Walau sempat mengalami fluktuasi, pertumbuhan Produk Domestik Bruto (PDB) China terus berada pada tren naik. Bahkan sempat mencatatkan pertumbuhan ekonomi sampai dobel digit.
Di tahun 2010, China menyalip Jepang dan resmi menjadi ekonomi terbesar kedua di dunia setelah Negeri Paman Sam.
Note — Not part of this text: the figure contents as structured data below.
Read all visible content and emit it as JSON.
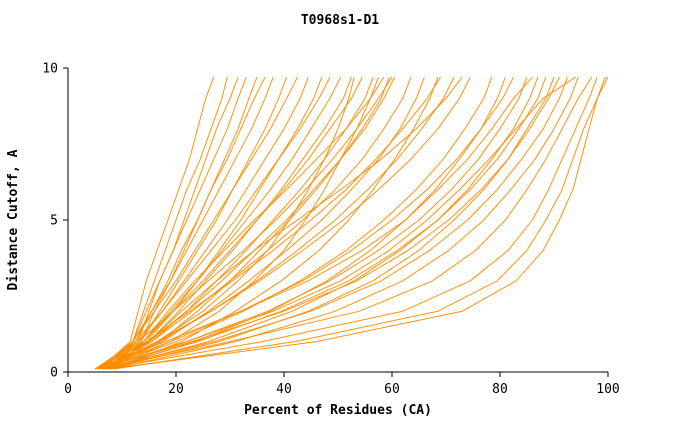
{
  "chart_data": {
    "type": "line",
    "title": "T0968s1-D1",
    "xlabel": "Percent of Residues (CA)",
    "ylabel": "Distance Cutoff, A",
    "xlim": [
      0,
      100
    ],
    "ylim": [
      0,
      10
    ],
    "x_ticks": [
      0,
      20,
      40,
      60,
      80,
      100
    ],
    "y_ticks": [
      0,
      5,
      10
    ],
    "grid": false,
    "legend": "none",
    "line_color": "#ff8c00",
    "axis_color": "#000000",
    "background": "#ffffff",
    "y_levels": [
      0.1,
      1,
      2,
      3,
      4,
      5,
      6,
      7,
      8,
      9,
      9.7
    ],
    "curves": [
      [
        6.0,
        11.5,
        13.0,
        14.5,
        16.5,
        18.5,
        20.5,
        22.5,
        24.0,
        25.5,
        27.0
      ],
      [
        6.5,
        12.0,
        14.0,
        16.0,
        18.0,
        20.0,
        22.0,
        24.5,
        26.5,
        28.5,
        29.5
      ],
      [
        7.0,
        13.0,
        15.0,
        17.0,
        19.5,
        21.5,
        23.5,
        25.5,
        27.5,
        30.0,
        31.5
      ],
      [
        5.5,
        12.0,
        14.5,
        17.0,
        19.5,
        22.0,
        24.5,
        27.0,
        29.5,
        31.5,
        33.0
      ],
      [
        7.5,
        13.5,
        16.0,
        19.0,
        21.5,
        24.0,
        26.5,
        29.0,
        31.5,
        33.5,
        35.0
      ],
      [
        6.0,
        12.5,
        15.5,
        18.5,
        21.0,
        24.0,
        26.5,
        29.5,
        32.0,
        34.5,
        36.5
      ],
      [
        6.5,
        12.0,
        15.5,
        19.0,
        22.0,
        25.0,
        28.0,
        31.0,
        34.0,
        36.5,
        38.0
      ],
      [
        7.0,
        13.5,
        17.0,
        20.5,
        24.0,
        27.5,
        30.5,
        33.5,
        36.5,
        39.0,
        40.5
      ],
      [
        5.5,
        12.0,
        16.0,
        20.0,
        23.5,
        27.0,
        30.5,
        34.0,
        37.5,
        40.5,
        42.5
      ],
      [
        6.0,
        13.0,
        17.5,
        21.5,
        25.5,
        29.5,
        33.0,
        36.5,
        40.0,
        43.0,
        44.5
      ],
      [
        7.5,
        14.5,
        19.5,
        24.0,
        28.0,
        32.0,
        35.5,
        39.0,
        42.5,
        45.5,
        47.0
      ],
      [
        5.0,
        12.5,
        17.5,
        22.0,
        26.5,
        31.0,
        35.0,
        39.0,
        43.0,
        46.5,
        48.5
      ],
      [
        6.5,
        14.0,
        19.0,
        24.0,
        28.5,
        33.0,
        37.5,
        41.5,
        45.0,
        48.5,
        50.5
      ],
      [
        7.0,
        15.0,
        20.5,
        25.5,
        30.5,
        35.0,
        39.5,
        43.5,
        47.5,
        51.0,
        52.5
      ],
      [
        5.5,
        14.0,
        19.5,
        25.0,
        30.0,
        35.0,
        40.0,
        44.5,
        48.5,
        52.5,
        54.5
      ],
      [
        6.0,
        15.5,
        22.0,
        27.5,
        33.0,
        38.0,
        43.0,
        47.5,
        51.5,
        55.0,
        56.5
      ],
      [
        7.5,
        17.0,
        24.0,
        30.0,
        35.5,
        41.0,
        46.0,
        50.5,
        54.5,
        58.0,
        59.5
      ],
      [
        6.5,
        15.0,
        22.0,
        28.5,
        34.5,
        40.5,
        45.5,
        50.5,
        55.0,
        58.5,
        60.5
      ],
      [
        8.0,
        14.0,
        18.5,
        23.5,
        29.0,
        34.5,
        40.5,
        46.0,
        51.5,
        56.0,
        58.5
      ],
      [
        6.0,
        16.5,
        25.0,
        31.5,
        37.0,
        41.0,
        44.5,
        47.5,
        50.0,
        52.0,
        53.0
      ],
      [
        7.0,
        19.0,
        28.0,
        34.5,
        40.0,
        44.0,
        47.5,
        50.5,
        53.5,
        56.0,
        57.5
      ],
      [
        5.0,
        13.0,
        19.5,
        26.0,
        32.5,
        38.5,
        44.0,
        49.0,
        53.5,
        57.5,
        60.0
      ],
      [
        6.0,
        15.5,
        23.0,
        30.0,
        37.0,
        43.5,
        49.5,
        54.5,
        58.5,
        62.0,
        63.5
      ],
      [
        7.0,
        17.5,
        26.0,
        33.5,
        40.5,
        47.0,
        52.5,
        57.5,
        61.5,
        64.5,
        66.0
      ],
      [
        8.0,
        21.0,
        31.0,
        39.5,
        46.5,
        52.0,
        56.5,
        60.5,
        64.0,
        67.0,
        68.5
      ],
      [
        5.5,
        14.5,
        22.5,
        30.5,
        38.0,
        45.0,
        51.5,
        57.0,
        62.0,
        66.5,
        69.0
      ],
      [
        6.5,
        17.0,
        26.5,
        35.0,
        42.5,
        49.5,
        55.5,
        61.0,
        65.5,
        69.5,
        71.5
      ],
      [
        8.5,
        15.0,
        21.0,
        27.5,
        34.5,
        42.5,
        50.5,
        58.0,
        64.5,
        70.0,
        73.0
      ],
      [
        6.0,
        16.5,
        26.5,
        35.5,
        43.5,
        51.0,
        57.5,
        63.5,
        68.5,
        72.5,
        74.5
      ],
      [
        6.5,
        20.0,
        32.5,
        43.0,
        51.5,
        58.5,
        64.5,
        69.5,
        73.5,
        77.0,
        78.5
      ],
      [
        7.5,
        23.5,
        37.5,
        48.0,
        56.0,
        62.5,
        68.0,
        72.5,
        76.5,
        79.5,
        81.0
      ],
      [
        5.5,
        19.0,
        32.0,
        43.5,
        52.5,
        60.0,
        66.5,
        72.0,
        76.5,
        80.5,
        82.5
      ],
      [
        6.0,
        22.0,
        37.0,
        48.5,
        57.5,
        65.0,
        71.0,
        76.0,
        80.0,
        83.5,
        85.0
      ],
      [
        7.0,
        26.0,
        41.5,
        53.0,
        61.5,
        68.5,
        74.0,
        78.5,
        82.5,
        85.5,
        87.0
      ],
      [
        6.5,
        24.0,
        39.5,
        52.0,
        61.0,
        68.5,
        74.5,
        79.5,
        83.5,
        87.0,
        88.5
      ],
      [
        7.5,
        28.0,
        44.5,
        56.5,
        65.0,
        71.5,
        77.0,
        81.5,
        85.0,
        88.5,
        90.0
      ],
      [
        5.5,
        23.0,
        40.0,
        53.5,
        63.0,
        70.5,
        76.5,
        81.5,
        85.5,
        89.0,
        91.0
      ],
      [
        6.5,
        27.0,
        45.0,
        58.0,
        67.0,
        74.0,
        79.5,
        84.0,
        88.0,
        91.0,
        92.5
      ],
      [
        8.0,
        31.0,
        49.5,
        62.0,
        70.5,
        77.0,
        82.0,
        86.5,
        90.0,
        93.0,
        94.5
      ],
      [
        6.0,
        22.0,
        38.0,
        50.5,
        59.5,
        66.5,
        72.5,
        78.0,
        83.0,
        88.0,
        94.0
      ],
      [
        6.0,
        30.0,
        54.0,
        67.5,
        75.5,
        81.0,
        85.0,
        88.5,
        91.5,
        94.5,
        97.0
      ],
      [
        7.0,
        36.0,
        62.0,
        74.5,
        81.5,
        86.0,
        89.0,
        91.5,
        94.0,
        96.5,
        98.0
      ],
      [
        8.5,
        42.0,
        68.5,
        79.5,
        85.0,
        88.5,
        91.5,
        93.5,
        95.5,
        98.0,
        100.0
      ],
      [
        7.5,
        46.0,
        73.0,
        83.0,
        88.0,
        91.0,
        93.5,
        95.0,
        96.5,
        98.0,
        99.5
      ],
      [
        5.0,
        18.0,
        32.0,
        44.5,
        54.5,
        62.5,
        68.5,
        74.0,
        78.5,
        82.5,
        86.0
      ]
    ]
  }
}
Masih di tahun yang sama, China berhasil menyalip Amerika Serikat (AS) dan menguasai lebih dari seperempat output manufaktur global.
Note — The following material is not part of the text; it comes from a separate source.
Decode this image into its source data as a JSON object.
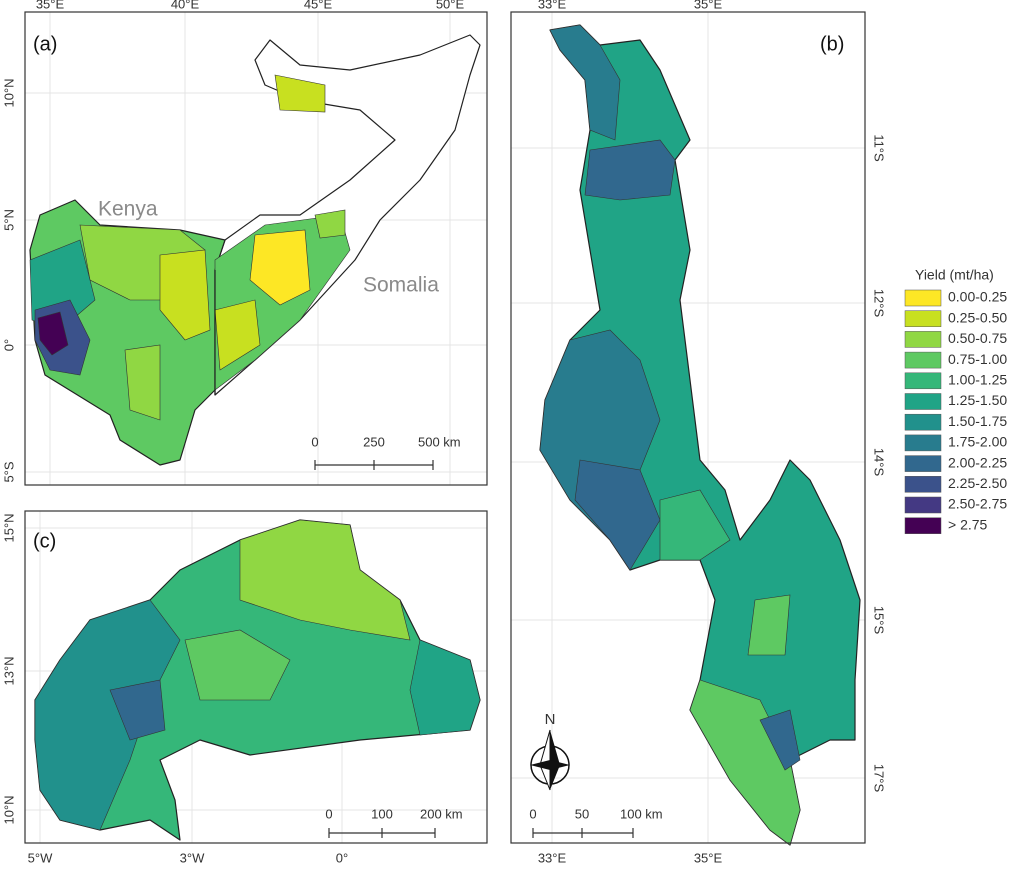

Pada 2018, PDB China sudah berkontribusi sebesar 18,2% dari total output perekonomian global dan produk-produk berlabel 'made in China' mulai dari mainan hingga produk berteknologi seperti smartphone tampak membanjiri pasar global.
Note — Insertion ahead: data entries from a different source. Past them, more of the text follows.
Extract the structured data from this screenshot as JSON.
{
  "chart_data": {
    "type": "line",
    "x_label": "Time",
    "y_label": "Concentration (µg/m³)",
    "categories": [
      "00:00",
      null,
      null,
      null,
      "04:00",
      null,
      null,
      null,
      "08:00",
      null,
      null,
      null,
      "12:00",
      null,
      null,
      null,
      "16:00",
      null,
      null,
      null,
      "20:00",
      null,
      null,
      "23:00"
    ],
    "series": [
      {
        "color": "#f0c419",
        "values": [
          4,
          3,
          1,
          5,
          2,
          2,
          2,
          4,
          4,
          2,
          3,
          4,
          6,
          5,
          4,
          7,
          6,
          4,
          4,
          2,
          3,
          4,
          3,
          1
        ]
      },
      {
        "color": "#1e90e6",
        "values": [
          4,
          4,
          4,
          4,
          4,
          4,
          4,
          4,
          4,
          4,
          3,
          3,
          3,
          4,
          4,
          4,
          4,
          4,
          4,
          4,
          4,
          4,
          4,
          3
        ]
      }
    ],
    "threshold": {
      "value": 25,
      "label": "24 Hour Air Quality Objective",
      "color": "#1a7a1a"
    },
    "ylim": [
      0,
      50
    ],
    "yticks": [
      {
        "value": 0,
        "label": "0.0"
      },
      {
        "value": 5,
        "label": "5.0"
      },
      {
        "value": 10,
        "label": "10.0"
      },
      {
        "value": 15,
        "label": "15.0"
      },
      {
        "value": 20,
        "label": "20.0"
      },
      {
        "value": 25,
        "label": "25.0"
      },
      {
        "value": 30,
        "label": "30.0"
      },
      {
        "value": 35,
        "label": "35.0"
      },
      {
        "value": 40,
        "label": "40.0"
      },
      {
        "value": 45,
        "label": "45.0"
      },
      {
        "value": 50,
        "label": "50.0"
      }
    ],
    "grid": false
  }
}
Ketergantungan terhadap China sangatlah tinggi. Sampai-sampai banyak perusahaan multinasional yang memiliki pabrik di China kalang kabut saat wabah Covid-19 merebak di Negeri Tirai Bambu. Lockdown Provinsi Hubei pada 23 Januari lalu membuat pabrik-pabrik tutup. Produksi berkurang dan rantai pasok global terganggu.
Dengan adanya pandemi Covid-19 ini diperkirakan banyak perusahaan multinasional yang juga beroperasi di China semakin punya alasan bulat untuk angkat kaki dan cari lokasi baru. Apalagi China yang sekarang bukan yang dulu lagi.
Perang dagang dengan mitranya yakni AS membuat banyak produk China kena bea masuk yang tinggi. Walau negosiasi dagang tahap I diteken pada 15 Januari lalu, barang-barang made in China senilai US$ 250 miliar masih kena bea masuk sebesar 25%. Lagipula sisanya yang senilai US$ 120 miliar bea masuknya tidak benar-benar dihapus, hanya dikorting 50% dari 15% jadi 7,5%.
Di sisi lain, kenaikan upah di China juga menjadi faktor lain yang membuat ongkos produksi di China jadi naik. Survei Euromonitor pada 2017 menyebutkan upah untuk pekerja pabrik di China per jamnya dipatok US$ 3,6 atau naik 64% dari 2011. Kenaikan ini membuat upah pekerja di China lebih tinggi lima kali lipat dibanding India dan setara dengan Portugal maupun Afrika Selatan.
"Perang dagang AS-Cina dan kenaikan upah di Cina telah mendorong beberapa perusahaan multinasional untuk memindahkan rantai pasok mereka dari Cina ke negara lain di Asia; sektor tekstil adalah contoh dari awal tren ini. Covid-19 akan mendorong lebih banyak perusahaan di sektor lain untuk merelokasi bagian dari rantai pasok mereka dan akan membentuk jaringan rantai pasok Asia baru yang tak fokus di Cina saja dan lebih beragam," tulis EIU dalam laporannya tersebut.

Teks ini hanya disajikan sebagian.